As promised, we’ll be learning about bonds today. Bonds are considered to be conservative investments, which means that while they have the potential to increase your principal balance, there is limited risk involved with the investment. Most conservative investments will preserve your principal balance, but due to the limited amount of risk, there are also limited gains associated with these investments. So what is a bond? A bond is a debt owed to you from an entity such as a municipality, governmental agency, or corporation.
Example: The city of Raleigh needs money for a construction project. In order to raise this money, the city will issue bonds, which essentially are a promise to pay back the amount of the bond plus interest. An investor will give the city of Raleigh the money to fund the project and will receive interest in addition to the original principal balance. Bonds are purchased for a specific time period, such as ten years.

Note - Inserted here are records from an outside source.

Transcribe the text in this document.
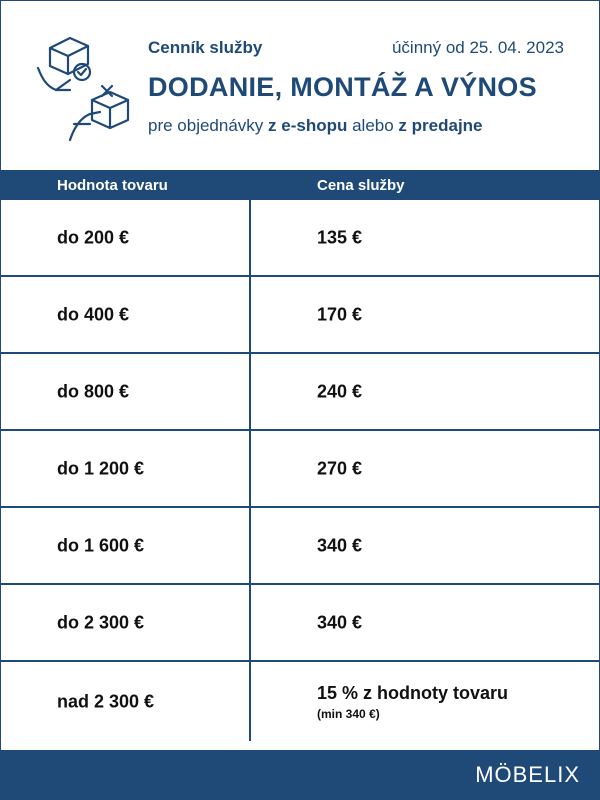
Cenník služby	účinný od 25. 04. 2023
DODANIE, MONTÁŽ A VÝNOS
pre objednávky z e-shopu alebo z predajne
Hodnota tovaru	Cena služby
do 200 €	135 €
do 400 €	170 €
do 800 €	240 €
do 1 200 €	270 €
do 1 600 €	340 €
do 2 300 €	340 €
nad 2 300 €	15 % z hodnoty tovaru
(min 340 €)
MÖBELIX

Bonds are a good option to offset losses or additional income because of the interest. Because stocks fluctuate in price with a greater risk of losing money, bonds help your overall portfolio due to the interest and limited fluctuation in price. You may purchase bonds directly through the federal government or through a broker. Bonds are purchased initially when offered by the entity and are also traded on the bond market. Please note, bond market trades are tricky when deciding on price so you absolutely want a professional to explain the purchase to you if you are a novice bond investor.
Another benefit of bonds are that they are tax-free opportunities. U.S. Treasury Bonds are included in federal income tax liability but are free from any state and/or local taxes. Municipal bonds are tax-free federally and on the state and local level. Unfortunately, corporate bonds do not offer any tax-free opportunities but usually offer higher interest.